You may choose one of the options below.

The emphasis is on reasoning and interpretation, not technical complexity.

5.1 Bonus option A – Stratified analysis

Repeat your analysis of the association between SSB intake and CVD risk separately within strata of a key variable (for example obesity status or sex).

For example, you might: - Fit separate models for obese and non-obese participants, or - Compare mean CVD risk across levels of SSB within strata.

5.1.1 Bonus question

• Describe how the association between SSB intake and CVD risk compares across strata.
• Comment on whether stratification changes your interpretation of the main findings.
• Explain briefly why stratification can be useful in epidemiological analysis.

Maximum length: 150 words.

# ============================================================
# Example: Stratified analysis
#
# Stratification means analysing the association of interest
# separately within subgroups (strata) of the population.
#
# In this example, we stratify by obesity status.
# You could just as easily stratify by sex by changing ONE line
# (see comment below).
# ============================================================

# Loop over the strata we want to analyse
# Here:
#   status = 0  -> not obese
#   status = 1  -> obese
for status, label in [(0, "Not obese"), (1, "Obese")]:

    # Create a subset of the data for this stratum
    # To stratify by sex instead, you would replace this line with:
    #   df_sub = df[df["sex"] == "Female"]
    # or:
    #   df_sub = df[df["sex"] == "Male"]
    df_sub = df[df["obese"] == status]

    # Fit the regression model within this stratum
    model_strat = smf.ols(
        "cvd_risk ~ ssb + age + C(sex) + C(ses) + C(smoking)",
        data=df_sub
    ).fit()

    # Print and display the model summary
    print(f"\nStratified model: {label}")
    display(model_strat.summary())

5.2 Bonus option B – Variable transformation

Apply a simple transformation to one key variable (for example SSB intake) and repeat the analysis.

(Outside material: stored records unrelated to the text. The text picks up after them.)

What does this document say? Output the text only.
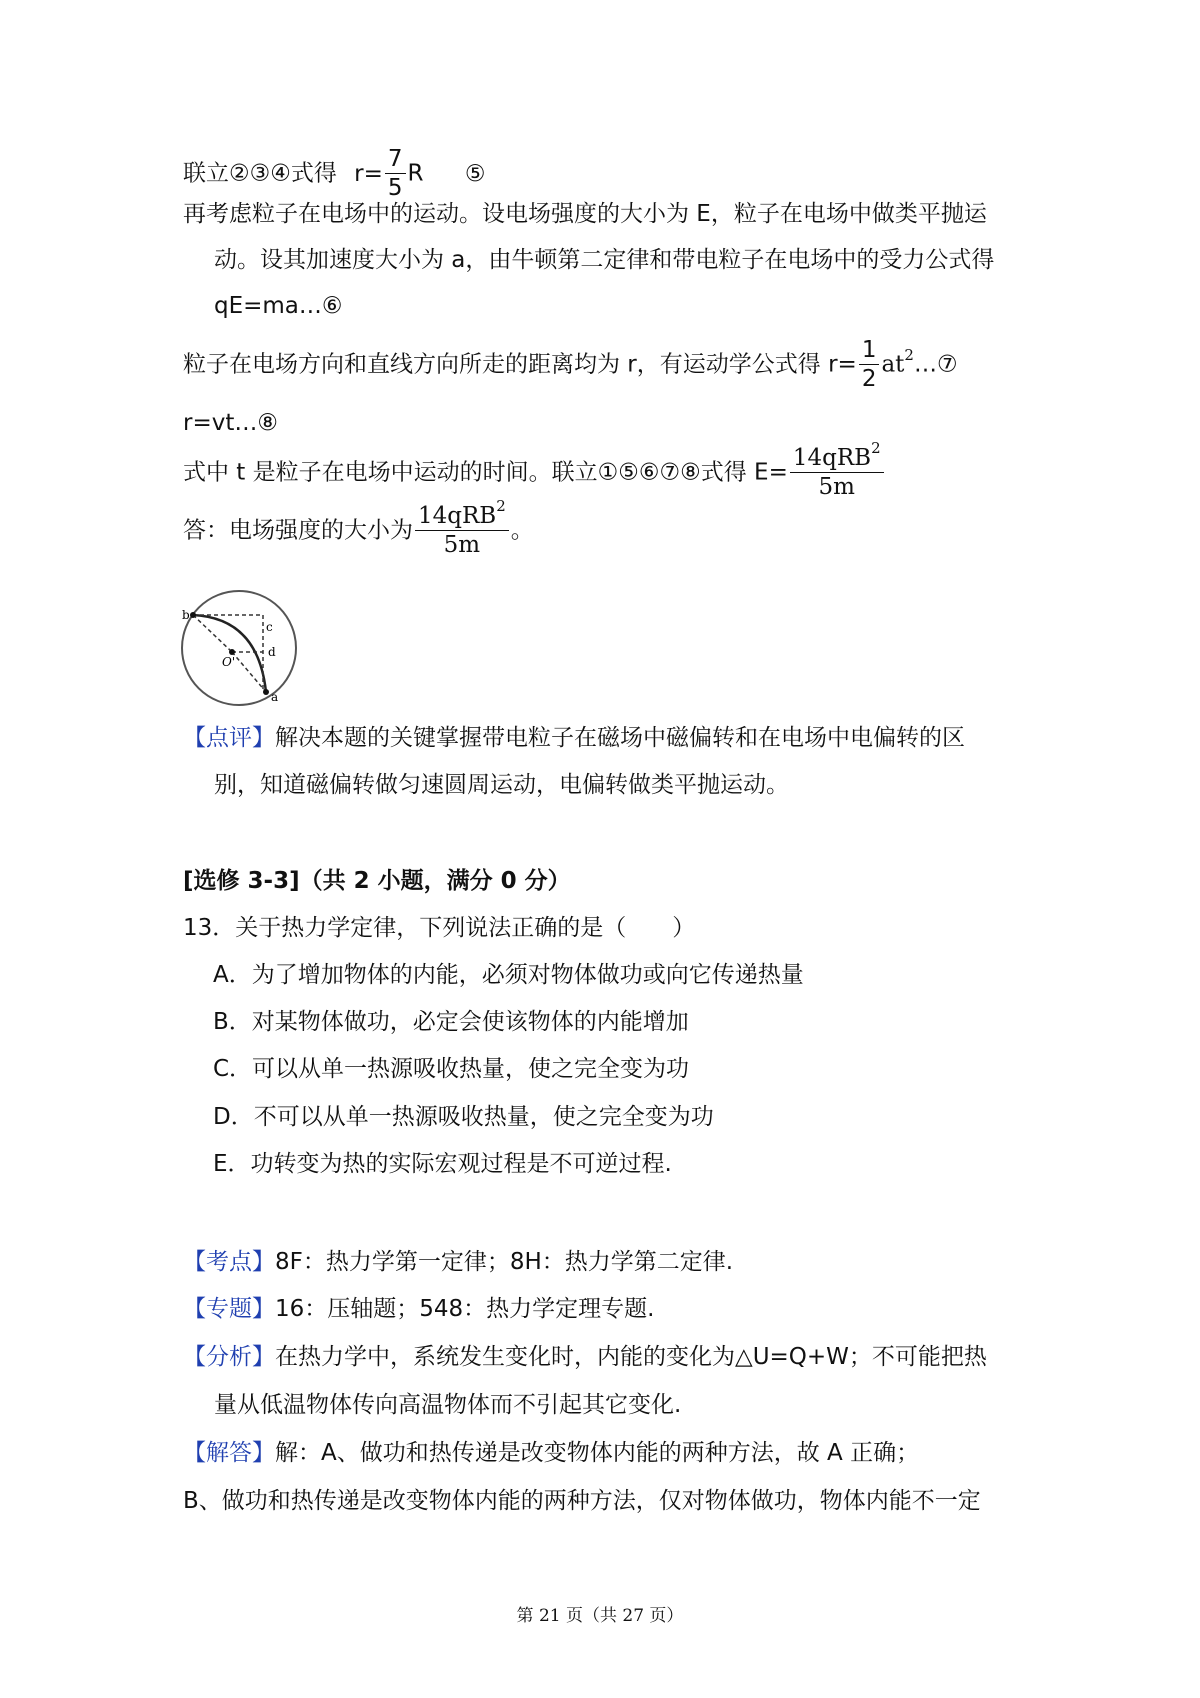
联立②③④式得 $r= \frac{7}{5}$ R ⑤
再考虑粒子在电场中的运动。设电场强度的大小为 E，粒子在电场中做类平抛运
动。设其加速度大小为 a，由牛顿第二定律和带电粒子在电场中的受力公式得
qE=ma…⑥
粒子在电场方向和直线方向所走的距离均为 r，有运动学公式得 $r= \frac{1}{2}$ $at^2\dots ⑦$
r=vt…⑧
式中 t 是粒子在电场中运动的时间。联立①⑤⑥⑦⑧式得 $E= \frac{14qRB^2}{5m}$
答：电场强度的大小为 $\frac{14qRB^2}{5m}$ 。
b
c
O'
d
a
【点评】解决本题的关键掌握带电粒子在磁场中磁偏转和在电场中电偏转的区
别，知道磁偏转做匀速圆周运动，电偏转做类平抛运动。
[选修 3-3]（共 2 小题，满分 0 分）
13．关于热力学定律，下列说法正确的是（　　）
A．为了增加物体的内能，必须对物体做功或向它传递热量
B．对某物体做功，必定会使该物体的内能增加
C．可以从单一热源吸收热量，使之完全变为功
D．不可以从单一热源吸收热量，使之完全变为功
E．功转变为热的实际宏观过程是不可逆过程.
【考点】8F：热力学第一定律；8H：热力学第二定律.
【专题】16：压轴题；548：热力学定理专题.
【分析】在热力学中，系统发生变化时，内能的变化为△U=Q+W；不可能把热
量从低温物体传向高温物体而不引起其它变化.
【解答】解：A、做功和热传递是改变物体内能的两种方法，故 A 正确；
B、做功和热传递是改变物体内能的两种方法，仅对物体做功，物体内能不一定
第 21 页（共 27 页）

For example, you might: - Log-transform SSB intake, or - Categorise SSB intake into low / medium / high consumption groups.

5.2.1 Bonus question

• Explain why you chose this transformation.
• Describe how the results compare with the main analysis.
• Comment on whether the transformation improves interpretability or model fit.

Maximum length: 150 words.

# Example: log-transform SSB (adding a small constant)
df["log_ssb"] = np.log(df["ssb"] + 0.1)

model_log = smf.ols(
    "cvd_risk ~ log_ssb + obese + age + C(sex) + C(ses) + C(smoking)",
    data=df
).fit()

display(model_log.summary())

6 End of notebook

You have now completed all the code required for Part B of the assignment.

Please ensure that your document includes:

• Table 1 from Part B1 and your commentary.
• A discussion of the distributions and any transformations (Part B2).
• Regression results and your interpretation (Part B3).
• A DAG-informed adjustment discussion (Part B4).
• Bonus analysis and interpretation (if attempted).

Remember that the emphasis of the marking is on your epidemiological reasoning and interpretation, not on Python code.